Historic Annapolis and the Maryland Historical Trust invite you to virtually attend the fourth annual Orlando Ridout V Memorial Lecture on Tuesday, November, 17, 2020 at 7pm. The lecture is free, however reservations are required and can be made here. Donations are encouraged and an anonymous donor has agreed to match each donation made dollar for dollar up to $3,000.
Following an introduction by Robert C. Clark of Historic Annapolis and Marcia Miller of the Maryland Historical Trust, Thomas Reinhart, Director of Preservation at George Washington's Mount Vernon, will present the lecture No Other Guide But His Eye: The Design and Construction of George Washington's Townhouses on Capitol Hill.
In 1798, former President George Washington undertook the building of two joined rental houses near the US Capitol in a bid to encourage development in the new federal city. While the structures do not survive, an extremely detailed written record of their construction provides insight in to their construction and building practices in the early Federal period.
This lecture will be offered virtually by Zoom, an online video conferencing platform. Upon registration, guests will be sent the link for the video conference to join on the evening of the lecture. To learn more about Zoom and to download the app to your computer, visit the Zoom website.
About the Presenter:
Thomas Reinhart is the Director of Preservation at George Washington’s Mount Vernon. He previously served as Administrator of Architectural Research at the Maryland Historical Trust. Mr. Reinhart is a graduate of The College of William and Mary in Virginia with a BA in Classics and holds an MA in Classical Archaeology from Florida State University.
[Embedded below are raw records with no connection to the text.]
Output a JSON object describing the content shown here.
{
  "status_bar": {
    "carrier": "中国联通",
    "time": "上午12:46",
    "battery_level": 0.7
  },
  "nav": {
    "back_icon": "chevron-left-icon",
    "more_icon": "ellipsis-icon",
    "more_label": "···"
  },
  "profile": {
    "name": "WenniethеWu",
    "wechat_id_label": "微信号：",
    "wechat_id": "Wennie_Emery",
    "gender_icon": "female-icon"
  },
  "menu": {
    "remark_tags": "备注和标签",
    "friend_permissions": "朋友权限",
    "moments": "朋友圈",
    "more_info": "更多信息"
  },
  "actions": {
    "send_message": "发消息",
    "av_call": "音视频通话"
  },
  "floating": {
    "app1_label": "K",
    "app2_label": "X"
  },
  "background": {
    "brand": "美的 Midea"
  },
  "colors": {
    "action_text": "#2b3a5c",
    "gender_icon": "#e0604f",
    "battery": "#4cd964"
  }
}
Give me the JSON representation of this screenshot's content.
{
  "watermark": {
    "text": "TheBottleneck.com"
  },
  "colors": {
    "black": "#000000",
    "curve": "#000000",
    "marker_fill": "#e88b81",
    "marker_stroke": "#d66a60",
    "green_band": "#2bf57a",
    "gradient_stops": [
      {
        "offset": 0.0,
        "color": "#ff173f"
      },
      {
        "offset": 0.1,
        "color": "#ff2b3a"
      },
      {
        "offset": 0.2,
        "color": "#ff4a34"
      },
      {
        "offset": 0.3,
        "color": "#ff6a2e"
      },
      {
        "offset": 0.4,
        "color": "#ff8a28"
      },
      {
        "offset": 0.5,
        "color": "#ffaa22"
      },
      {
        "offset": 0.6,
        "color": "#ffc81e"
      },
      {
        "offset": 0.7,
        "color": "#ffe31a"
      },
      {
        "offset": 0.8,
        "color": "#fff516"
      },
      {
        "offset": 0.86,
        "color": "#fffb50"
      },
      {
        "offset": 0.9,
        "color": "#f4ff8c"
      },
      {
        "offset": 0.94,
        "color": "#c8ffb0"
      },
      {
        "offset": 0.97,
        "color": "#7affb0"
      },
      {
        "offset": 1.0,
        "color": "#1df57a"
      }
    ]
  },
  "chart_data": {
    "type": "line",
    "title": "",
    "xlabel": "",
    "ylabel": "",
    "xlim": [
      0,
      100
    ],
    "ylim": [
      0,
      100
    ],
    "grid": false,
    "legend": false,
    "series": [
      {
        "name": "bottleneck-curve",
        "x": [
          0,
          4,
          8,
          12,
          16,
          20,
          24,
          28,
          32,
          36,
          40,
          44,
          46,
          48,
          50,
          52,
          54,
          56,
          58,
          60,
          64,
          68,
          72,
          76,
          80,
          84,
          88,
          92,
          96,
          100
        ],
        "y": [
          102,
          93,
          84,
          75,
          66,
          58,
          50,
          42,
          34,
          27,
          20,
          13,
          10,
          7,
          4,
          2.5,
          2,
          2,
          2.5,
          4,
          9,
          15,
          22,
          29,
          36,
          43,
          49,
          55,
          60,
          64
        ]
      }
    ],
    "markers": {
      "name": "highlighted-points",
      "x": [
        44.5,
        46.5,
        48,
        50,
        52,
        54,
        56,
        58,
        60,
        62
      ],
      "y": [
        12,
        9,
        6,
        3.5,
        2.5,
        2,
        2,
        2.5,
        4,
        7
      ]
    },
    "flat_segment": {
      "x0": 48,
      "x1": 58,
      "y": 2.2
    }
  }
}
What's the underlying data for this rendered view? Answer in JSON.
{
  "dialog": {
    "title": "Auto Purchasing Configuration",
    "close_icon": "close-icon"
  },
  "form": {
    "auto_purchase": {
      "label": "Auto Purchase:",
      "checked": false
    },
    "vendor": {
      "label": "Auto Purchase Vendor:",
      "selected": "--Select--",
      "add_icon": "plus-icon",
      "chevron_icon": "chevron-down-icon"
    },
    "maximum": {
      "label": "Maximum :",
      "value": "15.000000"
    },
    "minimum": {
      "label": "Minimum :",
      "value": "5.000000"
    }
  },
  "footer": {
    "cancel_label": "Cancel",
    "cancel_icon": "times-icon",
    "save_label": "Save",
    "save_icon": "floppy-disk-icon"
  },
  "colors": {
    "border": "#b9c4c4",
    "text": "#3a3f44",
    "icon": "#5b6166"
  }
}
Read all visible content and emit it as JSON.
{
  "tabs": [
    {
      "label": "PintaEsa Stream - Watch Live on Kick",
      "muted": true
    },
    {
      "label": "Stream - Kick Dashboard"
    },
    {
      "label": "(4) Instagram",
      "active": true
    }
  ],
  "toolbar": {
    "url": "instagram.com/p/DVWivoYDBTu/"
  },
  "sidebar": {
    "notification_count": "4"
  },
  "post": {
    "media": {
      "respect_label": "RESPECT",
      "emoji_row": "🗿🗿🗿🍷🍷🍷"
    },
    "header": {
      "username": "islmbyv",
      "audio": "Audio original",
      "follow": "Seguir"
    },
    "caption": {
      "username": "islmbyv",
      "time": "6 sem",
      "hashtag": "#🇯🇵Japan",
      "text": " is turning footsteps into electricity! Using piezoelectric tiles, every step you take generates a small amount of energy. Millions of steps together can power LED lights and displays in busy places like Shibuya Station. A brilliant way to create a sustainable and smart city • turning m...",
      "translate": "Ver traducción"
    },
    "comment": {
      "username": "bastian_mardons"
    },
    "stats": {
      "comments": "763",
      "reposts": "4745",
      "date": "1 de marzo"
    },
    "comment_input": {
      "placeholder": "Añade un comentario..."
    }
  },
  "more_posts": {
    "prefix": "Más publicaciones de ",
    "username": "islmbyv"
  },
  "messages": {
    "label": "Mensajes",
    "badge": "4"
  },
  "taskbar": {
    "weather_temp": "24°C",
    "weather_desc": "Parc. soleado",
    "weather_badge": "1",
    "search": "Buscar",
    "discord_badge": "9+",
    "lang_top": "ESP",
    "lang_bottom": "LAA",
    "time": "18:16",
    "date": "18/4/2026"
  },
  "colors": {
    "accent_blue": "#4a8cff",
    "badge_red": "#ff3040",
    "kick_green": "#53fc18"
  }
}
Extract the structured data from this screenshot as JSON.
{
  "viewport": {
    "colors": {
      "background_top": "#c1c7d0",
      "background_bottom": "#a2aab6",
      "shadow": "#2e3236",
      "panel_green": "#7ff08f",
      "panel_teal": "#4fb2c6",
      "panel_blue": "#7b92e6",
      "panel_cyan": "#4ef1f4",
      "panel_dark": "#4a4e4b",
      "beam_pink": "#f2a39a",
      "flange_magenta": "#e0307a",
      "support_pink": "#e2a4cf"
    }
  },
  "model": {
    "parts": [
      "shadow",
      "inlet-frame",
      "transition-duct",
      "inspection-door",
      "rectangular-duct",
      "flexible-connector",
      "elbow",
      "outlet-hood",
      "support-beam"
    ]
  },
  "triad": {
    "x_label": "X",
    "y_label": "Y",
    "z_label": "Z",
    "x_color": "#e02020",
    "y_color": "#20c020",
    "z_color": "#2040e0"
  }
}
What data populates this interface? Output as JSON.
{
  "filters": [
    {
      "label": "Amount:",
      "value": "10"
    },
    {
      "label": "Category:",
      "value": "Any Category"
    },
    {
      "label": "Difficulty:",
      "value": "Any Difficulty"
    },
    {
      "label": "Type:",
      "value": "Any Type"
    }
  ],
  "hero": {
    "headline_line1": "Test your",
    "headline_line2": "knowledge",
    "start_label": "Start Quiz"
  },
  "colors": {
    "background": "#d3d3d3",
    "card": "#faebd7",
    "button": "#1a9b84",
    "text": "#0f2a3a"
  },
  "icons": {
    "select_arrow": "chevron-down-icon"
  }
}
He has conducted archaeological fieldwork in the Athenian Agora, Ancient Corinth, Crete, and at Caesarea Maritima in Israel. Mr. Reinhart also holds an MA in Architectural History/Preservation from George Washington University in Washington, DC. Mr. Reinhart has varied teaching experience and his research interests include the architectural expression of Catholicism in Maryland from 1634 to 1850 and the transmission of architectural ideas through the British Atlantic world in the 18th century. His work at Mount Vernon includes the restoration of the neoclassical New Room, the iconic cupola, and the recently completed restoration of the 1760s front parlor.